When approached for comments, Microsoft withheld any statement, whereas Google denied any evidence of its products being exploited in the ongoing campaign.

“At this time, we have no indication that Google itself or its products are affected by this campaign,” a Google spokesperson reassured BleepingComputer.

ShinyHunters leverage data obtained from prior breaches, such as the notable Salesforce data theft incidents, to target and engage employees in their social engineering ploys. This data includes personal details like phone numbers, job titles, and names, enhancing the credibility of their deceptive tactics.

Recently, the group revived its Tor data leak site, showcasing breaches at SoundCloud, Betterment, and Crunchbase.
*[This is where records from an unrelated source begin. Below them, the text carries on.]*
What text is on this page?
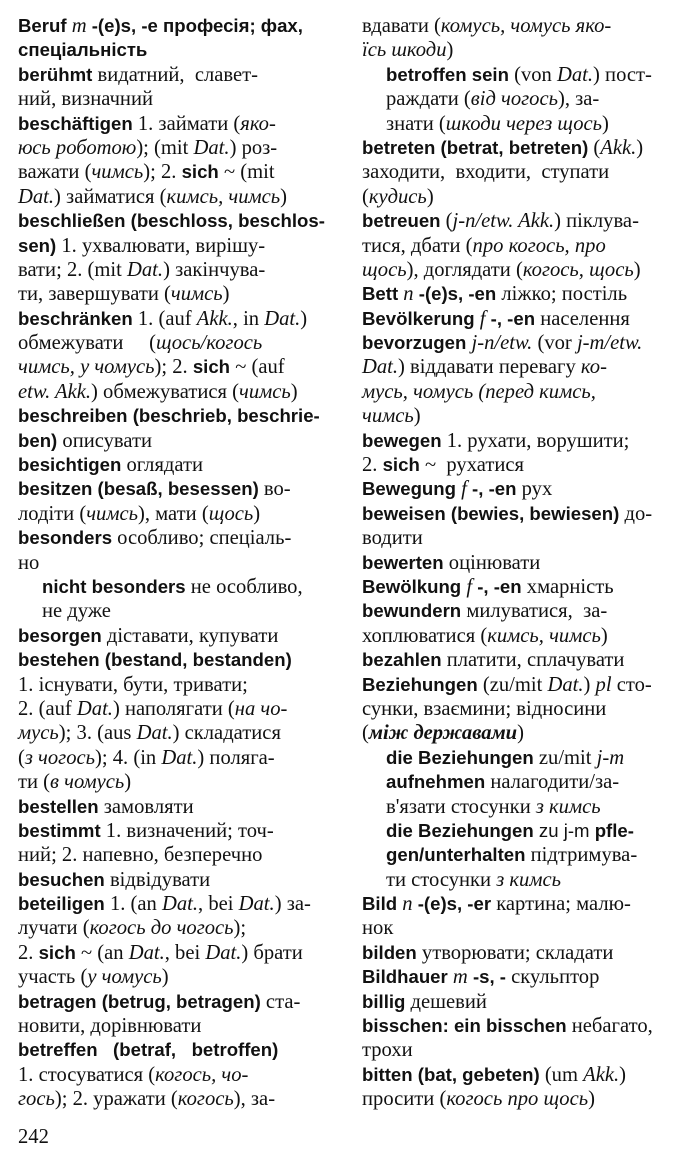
Beruf m -(e)s, -e професія; фах,
спеціальність
berühmt видатний,  славет-
ний, визначний
beschäftigen 1. займати (яко-
юсь роботою); (mit Dat.) роз-
важати (чимсь); 2. sich ~ (mit
Dat.) займатися (кимсь, чимсь)
beschließen (beschloss, beschlos-
sen) 1. ухвалювати, вирішу-
вати; 2. (mit Dat.) закінчува-
ти, завершувати (чимсь)
beschränken 1. (auf Akk., in Dat.)
обмежувати     (щось/когось
чимсь, у чомусь); 2. sich ~ (auf
etw. Akk.) обмежуватися (чимсь)
beschreiben (beschrieb, beschrie-
ben) описувати
besichtigen оглядати
besitzen (besaß, besessen) во-
лодіти (чимсь), мати (щось)
besonders особливо; спеціаль-
но
nicht besonders не особливо,
не дуже
besorgen діставати, купувати
bestehen (bestand, bestanden)
1. існувати, бути, тривати;
2. (auf Dat.) наполягати (на чо-
мусь); 3. (aus Dat.) складатися
(з чогось); 4. (in Dat.) поляга-
ти (в чомусь)
bestellen замовляти
bestimmt 1. визначений; точ-
ний; 2. напевно, безперечно
besuchen відвідувати
beteiligen 1. (an Dat., bei Dat.) за-
лучати (когось до чогось);
2. sich ~ (an Dat., bei Dat.) брати
участь (у чомусь)
betragen (betrug, betragen) ста-
новити, дорівнювати
betreffen   (betraf,   betroffen)
1. стосуватися (когось, чо-
гось); 2. уражати (когось), за-
вдавати (комусь, чомусь яко-
їсь шкоди)
betroffen sein (von Dat.) пост-
раждати (від чогось), за-
знати (шкоди через щось)
betreten (betrat, betreten) (Akk.)
заходити,  входити,  ступати
(кудись)
betreuen (j-n/etw. Akk.) піклува-
тися, дбати (про когось, про
щось), доглядати (когось, щось)
Bett n -(e)s, -en ліжко; постіль
Bevölkerung f -, -en населення
bevorzugen j-n/etw. (vor j-m/etw.
Dat.) віддавати перевагу ко-
мусь, чомусь (перед кимсь,
чимсь)
bewegen 1. рухати, ворушити;
2. sich ~  рухатися
Bewegung f -, -en рух
beweisen (bewies, bewiesen) до-
водити
bewerten оцінювати
Bewölkung f -, -en хмарність
bewundern милуватися,  за-
хоплюватися (кимсь, чимсь)
bezahlen платити, сплачувати
Beziehungen (zu/mit Dat.) pl сто-
сунки, взаємини; відносини
(між державами)
die Beziehungen zu/mit j-m
aufnehmen налагодити/за-
в'язати стосунки з кимсь
die Beziehungen zu j-m pfle-
gen/unterhalten підтримува-
ти стосунки з кимсь
Bild n -(e)s, -er картина; малю-
нок
bilden утворювати; складати
Bildhauer m -s, - скульптор
billig дешевий
bisschen: ein bisschen небагато,
трохи
bitten (bat, gebeten) (um Akk.)
просити (когось про щось)
242
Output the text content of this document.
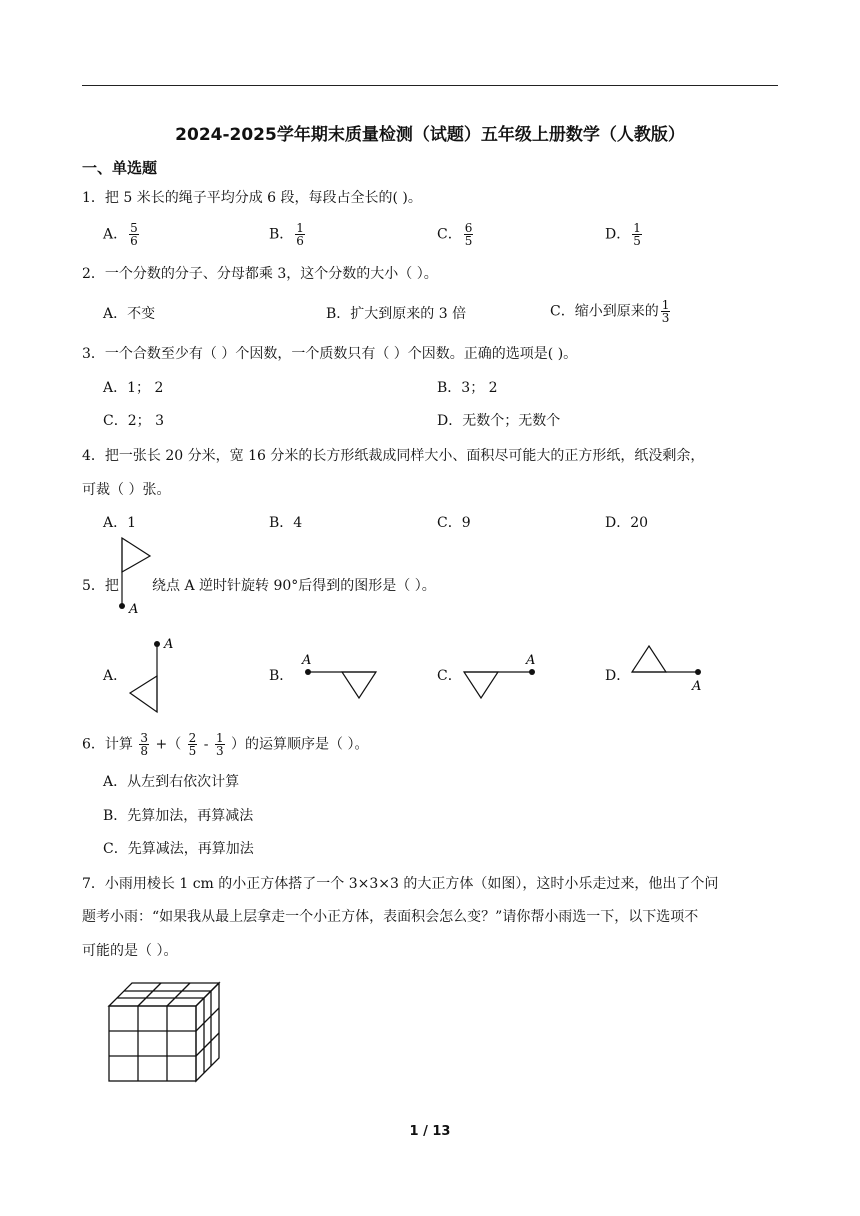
2024-2025学年期末质量检测（试题）五年级上册数学（人教版）
一、单选题
1．把 5 米长的绳子平均分成 6 段，每段占全长的( )。
A． $\frac{5}{6}$	B． $\frac{1}{6}$	C． $\frac{6}{5}$	D． $\frac{1}{5}$
2．一个分数的分子、分母都乘 3，这个分数的大小（ ）。
A．不变	B．扩大到原来的 3 倍	C．缩小到原来的 $\frac{1}{3}$
3．一个合数至少有（ ）个因数，一个质数只有（ ）个因数。正确的选项是( )。
A．1； 2	B．3； 2
C．2； 3	D．无数个；无数个
4．把一张长 20 分米，宽 16 分米的长方形纸裁成同样大小、面积尽可能大的正方形纸，纸没剩余，
可裁（ ）张。
A．1	B．4	C．9	D．20
5．把
A
绕点 A 逆时针旋转 90°后得到的图形是（ ）。
A．
A
B．
A
C．
A
D．
A
6．计算 $\frac{3}{8}$ +（ $\frac{2}{5} - \frac{1}{3}$ ）的运算顺序是（ ）。
A．从左到右依次计算
B．先算加法，再算减法
C．先算减法，再算加法
7．小雨用棱长 1 cm 的小正方体搭了一个 3×3×3 的大正方体（如图），这时小乐走过来，他出了个问
题考小雨：“如果我从最上层拿走一个小正方体，表面积会怎么变？”请你帮小雨选一下，以下选项不
可能的是（ ）。
1 / 13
Notably, SoundCloud and Betterment had previously acknowledged data breaches, while Crunchbase confirmed a cybersecurity incident involving unauthorized access to certain documents from their corporate network.

“Crunchbase detected a cybersecurity incident where a threat actor exfiltrated certain documents from our corporate network,” a company representative informed BleepingComputer. “No business operations have been disrupted by this incident. We have contained the incident and our systems are secure.”

“Upon detecting the incident we engaged cybersecurity experts and contacted federal law enforcement. We are reviewing the impacted information to determine if any notifications are required consistent with applicable legal requirements.”